Preocupado por la persistencia de la marginalidad en todas las naciones, pienso que las obras de beneficencia son algo tan preciso como necesario, en la medida que alivian los trágicos momentos vividos
por las personas. Ningún país debe dejar sin auxilio al necesitado y sin amparo al desvalido. Ahora bien, el derecho al desarrollo (insisto que es un derecho) tampoco se realiza desde una única perspectiva benefactora (o entrega de migajas), sino con una buena gobernanza, lo que exige un sólido marco de rendición de cuentas al respecto que respete la justicia social y los derechos humanos. Al pobre no se le puede poner fuera de la norma, como si la ley no existiese para él. Dicho lo anterior, la indiferencia por los males de nuestros semejantes nos lleva a un mundo inhumano y cruel.
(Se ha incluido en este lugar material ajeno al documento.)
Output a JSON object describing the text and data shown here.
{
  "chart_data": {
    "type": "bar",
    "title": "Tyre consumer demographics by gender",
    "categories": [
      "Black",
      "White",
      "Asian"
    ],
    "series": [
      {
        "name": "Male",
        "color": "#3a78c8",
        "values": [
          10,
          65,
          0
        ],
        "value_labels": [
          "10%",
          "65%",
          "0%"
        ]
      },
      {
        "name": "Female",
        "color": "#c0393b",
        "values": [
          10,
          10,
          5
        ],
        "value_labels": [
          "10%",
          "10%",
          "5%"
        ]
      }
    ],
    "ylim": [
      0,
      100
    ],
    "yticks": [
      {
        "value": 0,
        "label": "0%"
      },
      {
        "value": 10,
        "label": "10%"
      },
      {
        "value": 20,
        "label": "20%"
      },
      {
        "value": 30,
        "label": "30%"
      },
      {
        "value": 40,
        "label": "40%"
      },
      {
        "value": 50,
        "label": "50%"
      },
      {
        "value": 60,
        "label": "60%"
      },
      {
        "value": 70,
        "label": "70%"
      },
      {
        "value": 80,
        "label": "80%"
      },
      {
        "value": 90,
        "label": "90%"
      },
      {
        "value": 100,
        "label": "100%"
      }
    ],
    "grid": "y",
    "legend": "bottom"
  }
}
La sociedad, por tanto, tiene la obligación moral de socorrer siempre. La miserable acción de dejar sin apoyo un ser humano, en todo caso me parece una horrible locura.
A la vista de tanta miseria y a poco que nos observemos, para el pobre nunca hay fondos económicos. Cuántos países constituidos en un Estado social y democrático de Derecho defraudan sus presupuestos sociales. Y si hay partidas libradas, otras veces faltan almas sensibles para hacer las entregas. No solemos tener compasión y comprensión a los problemas de los débiles. A veces los vemos cabizbajos y les entregamos unas migajas, apenas le sonreímos, cuando el cariño es tan importante como el donativo. No son animales, son personas. Subrayamos, en consecuencia, que si cualquier Estado librase las mayores partidas en favor de la beneficencia, podría decir como Madre Teresa de Calcuta, no debemos permitir que alguien se aleje de nuestra presencia sin sentirse mejor y más feliz. Lo que significa, que si no entrego amor, de nada sirve. Porque, en efecto, el hambre de cariño es más duro que el de pan.